In retrospect, the movers’ desire to get done by 3 p.m. and return to the warehouse to do their paperwork was not in our interest. If I could go back, I would have had them take apart the beds and desks, wrap the bookshelves and other large furniture, and pack the garage. It turned out later they were supposed to wrap everything, so all the crew on the third day would have to do would be inventory and crating.

Day Three
I could summarize this day by saying that three movers arrived with a truck in the morning, and 11 hours later, 10 movers were on-site and nearly four trucks were filled as everyone frantically tried to finish our packout before dark. It made tipping and lunch ambiguous and expensive, and for the majority of the day, I was really unclear as to whether the packout would extend into a fourth day, delaying my departure on a 3,000-mile solo road trip to drop off my car on the west coast in order to avoid placing it in government storage.

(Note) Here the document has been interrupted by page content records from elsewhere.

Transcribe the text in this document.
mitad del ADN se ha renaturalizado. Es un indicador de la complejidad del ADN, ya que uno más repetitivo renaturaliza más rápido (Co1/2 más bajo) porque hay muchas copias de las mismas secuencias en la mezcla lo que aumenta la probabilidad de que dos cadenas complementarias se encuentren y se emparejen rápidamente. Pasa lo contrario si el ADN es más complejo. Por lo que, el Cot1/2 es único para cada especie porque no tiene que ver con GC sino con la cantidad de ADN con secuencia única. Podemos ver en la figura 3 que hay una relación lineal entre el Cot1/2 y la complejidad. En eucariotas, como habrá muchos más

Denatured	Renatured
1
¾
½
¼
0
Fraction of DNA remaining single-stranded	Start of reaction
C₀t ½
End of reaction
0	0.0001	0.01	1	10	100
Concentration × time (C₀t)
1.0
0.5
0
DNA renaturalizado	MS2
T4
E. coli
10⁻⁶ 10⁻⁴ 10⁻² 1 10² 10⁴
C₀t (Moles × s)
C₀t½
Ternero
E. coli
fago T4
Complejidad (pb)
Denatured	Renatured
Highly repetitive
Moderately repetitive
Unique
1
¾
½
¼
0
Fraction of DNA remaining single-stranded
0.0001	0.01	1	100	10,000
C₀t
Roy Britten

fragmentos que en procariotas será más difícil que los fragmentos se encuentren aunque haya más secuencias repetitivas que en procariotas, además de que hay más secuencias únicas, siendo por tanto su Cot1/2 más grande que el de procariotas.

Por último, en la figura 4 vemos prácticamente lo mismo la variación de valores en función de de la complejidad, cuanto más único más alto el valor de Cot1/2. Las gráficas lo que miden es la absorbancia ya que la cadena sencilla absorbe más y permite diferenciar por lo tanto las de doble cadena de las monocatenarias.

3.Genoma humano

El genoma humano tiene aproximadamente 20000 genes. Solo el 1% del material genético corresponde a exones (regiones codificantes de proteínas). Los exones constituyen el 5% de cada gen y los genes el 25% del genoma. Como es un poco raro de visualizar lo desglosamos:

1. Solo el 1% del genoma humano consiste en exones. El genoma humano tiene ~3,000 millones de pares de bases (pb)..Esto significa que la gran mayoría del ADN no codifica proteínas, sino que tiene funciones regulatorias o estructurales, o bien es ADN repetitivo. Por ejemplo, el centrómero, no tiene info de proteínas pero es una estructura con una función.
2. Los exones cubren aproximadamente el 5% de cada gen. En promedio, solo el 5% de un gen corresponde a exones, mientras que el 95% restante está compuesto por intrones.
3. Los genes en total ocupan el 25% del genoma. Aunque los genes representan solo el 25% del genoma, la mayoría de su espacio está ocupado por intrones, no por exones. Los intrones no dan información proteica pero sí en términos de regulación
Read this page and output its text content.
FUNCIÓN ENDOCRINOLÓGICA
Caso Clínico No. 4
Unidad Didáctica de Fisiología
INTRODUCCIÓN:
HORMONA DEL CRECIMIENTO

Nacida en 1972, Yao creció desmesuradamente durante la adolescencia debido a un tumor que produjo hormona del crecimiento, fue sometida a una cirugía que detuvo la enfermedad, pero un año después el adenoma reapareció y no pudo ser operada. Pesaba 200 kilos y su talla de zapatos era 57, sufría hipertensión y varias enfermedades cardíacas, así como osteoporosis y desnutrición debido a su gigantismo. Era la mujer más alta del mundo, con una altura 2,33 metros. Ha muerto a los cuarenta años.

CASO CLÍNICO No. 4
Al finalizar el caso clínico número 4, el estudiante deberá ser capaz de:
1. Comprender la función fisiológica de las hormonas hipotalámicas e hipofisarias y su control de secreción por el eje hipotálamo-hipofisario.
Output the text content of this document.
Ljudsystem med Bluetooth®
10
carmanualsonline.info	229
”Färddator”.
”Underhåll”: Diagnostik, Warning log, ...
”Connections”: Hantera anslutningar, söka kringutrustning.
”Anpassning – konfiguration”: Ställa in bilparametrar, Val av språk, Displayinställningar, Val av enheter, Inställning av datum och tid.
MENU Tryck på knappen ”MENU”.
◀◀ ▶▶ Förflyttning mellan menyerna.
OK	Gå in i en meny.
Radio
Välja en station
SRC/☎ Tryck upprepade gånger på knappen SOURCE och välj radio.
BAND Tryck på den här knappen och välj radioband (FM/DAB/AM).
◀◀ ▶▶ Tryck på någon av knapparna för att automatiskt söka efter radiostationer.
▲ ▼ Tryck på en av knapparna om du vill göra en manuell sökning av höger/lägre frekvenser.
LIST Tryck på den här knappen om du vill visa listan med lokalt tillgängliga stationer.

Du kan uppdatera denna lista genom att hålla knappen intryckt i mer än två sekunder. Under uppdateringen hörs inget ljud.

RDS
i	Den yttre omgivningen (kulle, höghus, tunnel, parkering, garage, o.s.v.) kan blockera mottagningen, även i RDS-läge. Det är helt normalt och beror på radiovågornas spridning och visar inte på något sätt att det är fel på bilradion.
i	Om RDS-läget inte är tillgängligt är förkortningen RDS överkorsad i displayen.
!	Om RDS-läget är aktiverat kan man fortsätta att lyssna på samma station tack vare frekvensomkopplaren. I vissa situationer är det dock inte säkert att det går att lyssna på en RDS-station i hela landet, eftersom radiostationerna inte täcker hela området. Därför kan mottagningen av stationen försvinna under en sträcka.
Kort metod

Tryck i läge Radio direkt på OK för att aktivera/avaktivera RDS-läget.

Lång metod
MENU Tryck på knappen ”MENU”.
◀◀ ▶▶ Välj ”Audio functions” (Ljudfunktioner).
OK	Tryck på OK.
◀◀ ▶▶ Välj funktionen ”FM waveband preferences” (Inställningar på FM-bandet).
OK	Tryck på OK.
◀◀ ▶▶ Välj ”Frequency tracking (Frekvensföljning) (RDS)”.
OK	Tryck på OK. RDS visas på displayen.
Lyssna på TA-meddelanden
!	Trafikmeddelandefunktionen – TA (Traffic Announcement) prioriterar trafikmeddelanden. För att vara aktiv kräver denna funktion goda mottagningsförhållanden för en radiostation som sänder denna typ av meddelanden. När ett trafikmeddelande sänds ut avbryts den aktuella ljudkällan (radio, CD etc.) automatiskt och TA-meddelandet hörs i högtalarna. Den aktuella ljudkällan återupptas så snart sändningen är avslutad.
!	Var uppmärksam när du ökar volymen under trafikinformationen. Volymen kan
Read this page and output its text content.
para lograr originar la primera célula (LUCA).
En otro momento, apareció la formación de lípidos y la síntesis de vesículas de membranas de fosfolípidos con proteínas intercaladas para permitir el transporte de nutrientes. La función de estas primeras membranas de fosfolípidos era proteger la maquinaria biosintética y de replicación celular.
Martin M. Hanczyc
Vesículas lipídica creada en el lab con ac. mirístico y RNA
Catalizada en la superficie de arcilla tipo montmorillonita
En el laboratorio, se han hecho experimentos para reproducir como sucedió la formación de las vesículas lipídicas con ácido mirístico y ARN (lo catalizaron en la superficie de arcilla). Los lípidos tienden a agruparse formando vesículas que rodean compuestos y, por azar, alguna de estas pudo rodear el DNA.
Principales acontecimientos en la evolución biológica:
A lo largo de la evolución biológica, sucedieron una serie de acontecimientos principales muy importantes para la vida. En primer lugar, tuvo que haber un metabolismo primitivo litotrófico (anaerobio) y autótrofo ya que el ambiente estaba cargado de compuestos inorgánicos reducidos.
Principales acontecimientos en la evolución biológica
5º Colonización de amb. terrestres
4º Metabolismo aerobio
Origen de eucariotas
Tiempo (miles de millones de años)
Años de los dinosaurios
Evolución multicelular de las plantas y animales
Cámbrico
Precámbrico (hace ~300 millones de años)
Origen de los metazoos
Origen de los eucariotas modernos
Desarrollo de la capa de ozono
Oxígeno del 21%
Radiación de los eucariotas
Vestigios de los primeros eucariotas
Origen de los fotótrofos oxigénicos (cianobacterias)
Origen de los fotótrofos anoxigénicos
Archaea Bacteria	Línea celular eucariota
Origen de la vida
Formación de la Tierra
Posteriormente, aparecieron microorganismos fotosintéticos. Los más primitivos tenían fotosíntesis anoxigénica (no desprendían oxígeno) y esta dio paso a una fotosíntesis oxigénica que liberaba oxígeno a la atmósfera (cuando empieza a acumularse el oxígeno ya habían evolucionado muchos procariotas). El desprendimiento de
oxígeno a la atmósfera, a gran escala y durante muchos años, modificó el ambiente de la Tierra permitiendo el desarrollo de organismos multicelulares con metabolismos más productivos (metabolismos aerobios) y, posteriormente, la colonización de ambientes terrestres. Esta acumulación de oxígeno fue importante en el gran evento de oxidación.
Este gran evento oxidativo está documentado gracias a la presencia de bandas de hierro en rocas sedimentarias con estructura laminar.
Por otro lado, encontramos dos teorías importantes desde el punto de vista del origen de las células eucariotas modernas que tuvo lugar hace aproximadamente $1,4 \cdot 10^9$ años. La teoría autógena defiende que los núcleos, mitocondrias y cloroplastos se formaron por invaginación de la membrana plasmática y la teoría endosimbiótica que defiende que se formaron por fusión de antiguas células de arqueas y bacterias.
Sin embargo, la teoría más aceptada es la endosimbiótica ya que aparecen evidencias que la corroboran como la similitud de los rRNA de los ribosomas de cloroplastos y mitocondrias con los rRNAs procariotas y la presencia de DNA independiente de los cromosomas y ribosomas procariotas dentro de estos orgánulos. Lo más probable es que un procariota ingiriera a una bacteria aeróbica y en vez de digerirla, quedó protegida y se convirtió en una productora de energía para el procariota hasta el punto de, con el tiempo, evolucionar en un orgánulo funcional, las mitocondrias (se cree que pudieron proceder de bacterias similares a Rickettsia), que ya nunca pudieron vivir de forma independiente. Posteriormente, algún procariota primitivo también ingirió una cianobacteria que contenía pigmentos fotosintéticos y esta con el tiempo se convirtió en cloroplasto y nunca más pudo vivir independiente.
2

I blame the company’s virtual pre-packout survey entirely for the chaos and not any individual movers, who all worked really hard. If the moving company’s admin staff do not accurately estimate the weight and volume of an officer’s household items during the survey, the company won’t send the correct amount of packing materials nor staff the job appropriately. It’s a garbage-in, garbage-out situation, and that’s clearly what happened.
I know the handling of day three led to a lot of delays, stress, and dismay for everyone. It was uncomfortable feeling like we had “too much stuff,” when in reality, we have the same amount of stuff any American family living in a house has — and likely neater and more organized because of the number of times we have had to move it all.
I can only hope at whatever future time we receive our stored effects back, including bedroom and dining room furniture we’ve paid five figures for in the aggregate — that they’re all in good shape. I will admit this packout made me reflect for the umpteenth time on all the ways FSOs can take personal losses and damages in this career, and feel grateful we can afford personal property and transit insurance.

I felt an enormous amount of relief on Wednesday night when the last crate was nailed shut, I had signed all the forms, and the last moving truck disappeared around the corner. The house was dirty, hot, and full of mosquitos from the movers propping the front door open all day.
V and I spent Wednesday night tidying up the house until almost nothing was left but a few cleaning supplies and rags. He returned the next day and spent the entire day—from 8:30 a.m. until just before midnight—doing a deep clean that ensured we got our security deposit back during the landlord’s Friday walkthrough.
V and I finished the night sitting in a park near our temporary apartment building, eating ice cream from Coldstone Creamery and talking about the stressful shit-show the packout had been. All around us, people walked their dogs, pushed strollers, or sauntered hand-in-hand towards the nearby restaurants and movie theatre. I assumed that at home, their possessions were neatly put away inside homes that were not in transition as ours was. I felt the usual mix of bittersweet feelings: free, untethered, longing for stability.
Our sixth Department packout was in the books, and the road to Burma lay wide open ahead of us.